A wave of cloud-based software offerings either directly compete with PagerDuty’s offerings, or as threatening, use monitoring as an add-on service.

For example, Spotlight Top Pick Elastic (ESTC) is a masterful software dealing in the world of search, but yes, it too has a monitoring piece to its software.

Finally, COVID-19 is a thing.

It’s not a thing like the stock market sees it, it’s a thing like it could destroy businesses, economies, and lives, not to mention upstart software companies.

We will see breathtaking stock drops. Whatever you think is the bottom, cut it in half again — that might be the bottom.

We will not curl up into a ball and rollover due to the coronavirus risk.

We will look for opportunity if it strikes and keep a long-term perspective as we do so.

PagerDuty is a compelling company to us.

It exists in all the right thematics, it’s growing, it has the makings of a moat, a strong DBNER, fully controlled cash flow from operations, a strong balance sheet and an impressive product suite.

It is an underappreciated opportunity right now, trailing its faster growing peers significantly in stock returns and, fairly, in growth.

It has been a terrible investment since its IPO, and stocks don’t lag for lack of attention, they lag because they aren’t as good as the other opportunities.

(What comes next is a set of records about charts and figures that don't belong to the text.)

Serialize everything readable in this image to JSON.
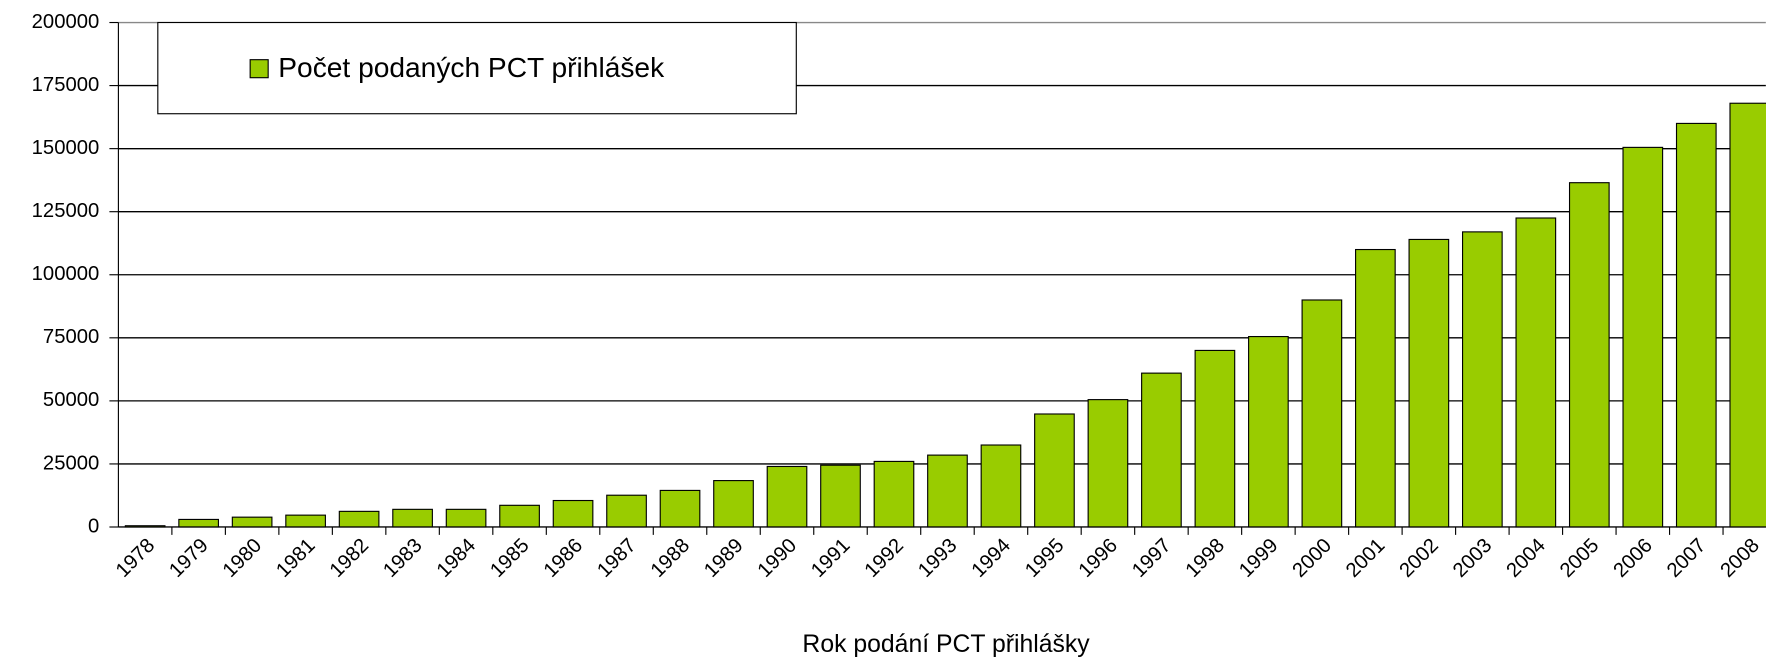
{
  "chart_data": {
    "type": "bar",
    "x_label": "Rok podání PCT přihlášky",
    "categories": [
      "1978",
      "1979",
      "1980",
      "1981",
      "1982",
      "1983",
      "1984",
      "1985",
      "1986",
      "1987",
      "1988",
      "1989",
      "1990",
      "1991",
      "1992",
      "1993",
      "1994",
      "1995",
      "1996",
      "1997",
      "1998",
      "1999",
      "2000",
      "2001",
      "2002",
      "2003",
      "2004",
      "2005",
      "2006",
      "2007",
      "2008"
    ],
    "series": [
      {
        "name": "Počet podaných PCT přihlášek",
        "color": "#99cc00",
        "values": [
          500,
          3000,
          3900,
          4700,
          6200,
          7000,
          7000,
          8600,
          10500,
          12600,
          14500,
          18400,
          24000,
          24500,
          26000,
          28500,
          32500,
          44800,
          50500,
          61000,
          70000,
          75500,
          90000,
          110000,
          114000,
          117000,
          122500,
          136500,
          150500,
          160000,
          168000
        ]
      }
    ],
    "ylim": [
      0,
      200000
    ],
    "yticks": [
      0,
      25000,
      50000,
      75000,
      100000,
      125000,
      150000,
      175000,
      200000
    ],
    "grid": true,
    "legend": "top-left"
  }
}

We see a shift, an opportunity, and certainly a company we want to keep in the Top Picks tracking portfolio.

We will need to see revenue growth accelerate from newly offered guidance and a stronger competitive position to give it the next step up, which would be a Spotlight Top Pick.

Thanks for reading friends.

The author has no position in PagerDuty (PD) at the time of this writing. The author is also long shares of ESTC of the other companies mentioned.